Dal momento che 300 milioni di euro erano già stati precedentemente annunciati dall’UE, con la nuova manovra il blocco ha promesso di fornire ulteriori 700 milioni di euro di aiuti di emergenza all’Afghanistan e ai Paesi vicini, che accoglieranno i rifugiati in fuga dal dominio talebano. Von der Leyen ha specificato che l’impegno finanziario europeo andrà a beneficio della popolazione locale. “Dobbiamo fare tutto il possibile per evitare un grave collasso umanitario e socio-economico in Afghanistan. Dobbiamo farlo in fretta. Siamo stati chiari sulle nostre condizioni per qualsiasi impegno con le autorità afghane, compreso il rispetto dei diritti umani”, ha affermato la presidente della Commissione europea in una dichiarazione. “Finora, le notizie parlano da sole. Ma il popolo afghano non dovrebbe pagare il prezzo delle azioni dei talebani. Questo è il motivo per cui il pacchetto di sostegno afghano è per il popolo afghano e i suoi vicini, che sono stati i primi a fornire aiuto”, ha aggiunto. Von der Leyen ha sottolineato che i fondi dell’UE rappresentano un “sostegno diretto” agli afghani e saranno convogliati alle organizzazioni internazionali che lavorano sul campo, non al governo ad interim dei talebani, che Bruxelles non riconosce.

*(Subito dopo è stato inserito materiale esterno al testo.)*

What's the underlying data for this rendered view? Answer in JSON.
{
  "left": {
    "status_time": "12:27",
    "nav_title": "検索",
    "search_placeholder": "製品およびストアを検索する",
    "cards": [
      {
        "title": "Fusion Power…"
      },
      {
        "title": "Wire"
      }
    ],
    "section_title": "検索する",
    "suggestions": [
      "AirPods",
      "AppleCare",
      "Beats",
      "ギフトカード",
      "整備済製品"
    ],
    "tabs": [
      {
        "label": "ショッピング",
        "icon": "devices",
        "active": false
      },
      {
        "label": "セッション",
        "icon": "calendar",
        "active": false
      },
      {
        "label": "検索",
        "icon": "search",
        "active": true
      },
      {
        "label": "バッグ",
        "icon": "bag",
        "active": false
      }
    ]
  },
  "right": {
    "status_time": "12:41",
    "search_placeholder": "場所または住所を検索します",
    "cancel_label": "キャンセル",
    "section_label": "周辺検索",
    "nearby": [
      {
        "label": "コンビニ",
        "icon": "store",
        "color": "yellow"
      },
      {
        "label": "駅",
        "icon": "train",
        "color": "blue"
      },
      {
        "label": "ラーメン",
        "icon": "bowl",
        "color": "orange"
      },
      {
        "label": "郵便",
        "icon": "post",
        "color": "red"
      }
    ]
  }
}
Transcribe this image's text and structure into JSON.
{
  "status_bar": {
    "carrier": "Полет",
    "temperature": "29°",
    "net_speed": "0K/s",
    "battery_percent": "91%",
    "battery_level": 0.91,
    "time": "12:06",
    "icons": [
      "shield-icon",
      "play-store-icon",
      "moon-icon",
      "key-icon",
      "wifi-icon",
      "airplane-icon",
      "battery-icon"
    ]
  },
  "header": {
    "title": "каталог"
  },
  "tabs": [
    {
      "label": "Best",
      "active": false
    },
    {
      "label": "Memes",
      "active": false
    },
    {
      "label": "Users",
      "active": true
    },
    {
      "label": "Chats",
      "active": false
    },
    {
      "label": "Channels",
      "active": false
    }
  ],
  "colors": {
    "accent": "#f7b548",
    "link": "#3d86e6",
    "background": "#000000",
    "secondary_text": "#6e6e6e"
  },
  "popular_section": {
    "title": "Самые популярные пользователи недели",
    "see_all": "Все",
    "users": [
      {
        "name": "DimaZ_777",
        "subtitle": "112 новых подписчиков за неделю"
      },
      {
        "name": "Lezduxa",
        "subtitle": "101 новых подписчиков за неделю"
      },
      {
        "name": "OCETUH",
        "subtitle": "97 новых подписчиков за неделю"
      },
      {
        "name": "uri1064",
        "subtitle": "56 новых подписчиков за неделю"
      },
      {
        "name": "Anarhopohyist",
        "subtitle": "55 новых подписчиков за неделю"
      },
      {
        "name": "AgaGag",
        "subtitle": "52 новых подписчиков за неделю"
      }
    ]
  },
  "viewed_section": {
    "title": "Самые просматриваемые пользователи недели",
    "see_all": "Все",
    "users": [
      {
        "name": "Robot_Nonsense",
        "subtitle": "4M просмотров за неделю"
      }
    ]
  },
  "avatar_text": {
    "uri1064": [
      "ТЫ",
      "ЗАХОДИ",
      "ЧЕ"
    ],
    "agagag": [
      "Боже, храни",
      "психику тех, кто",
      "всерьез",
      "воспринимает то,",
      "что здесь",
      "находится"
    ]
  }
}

La conferenza di martedì è arrivata mentre i talebani tenevano i loro primi colloqui faccia a faccia, poco prima dell’inizio del G20 straordinario, con una delegazione congiunta UE-USA in Qatar, a Doha. Si è trattato del primo incontro fra la delegazione europea e quella dei talebani, con la partecipazione degli Stati Uniti, e della prima riunione tripartita in questo formato dalla presa di Kabul, il 15 agosto scorso. Tra i temi al centro dei colloqui ci sono stati gli aiuti umanitari, la lotta al terrorismo, le evacuazioni dall’Afghanistan e i diritti delle donne e delle minoranze. Poco prima dell’inizio dell’incontro, il ministro degli Esteri talebano, Amir Khan Muttaqi, aveva dichiarato che il governo è intenzionato ad instaurare “relazioni positive con il mondo intero”, relazioni che considera utili per “salvare l’Afghanistan dall’instabilità”.

Gli aiuti internazionali al Paese sono stati bloccati da quando i talebani sono tornati al potere, dopo il ritiro delle truppe degli USA e degli alleati occidentali. I beni dell’Afghanistan detenuti all’estero sono stati congelati, mentre i prezzi dei generi alimentari e il costo della vita sono in aumento, un fattore che provoca la paura di un disastro umanitario, soprattutto una volta che sarà arrivato l’inverno.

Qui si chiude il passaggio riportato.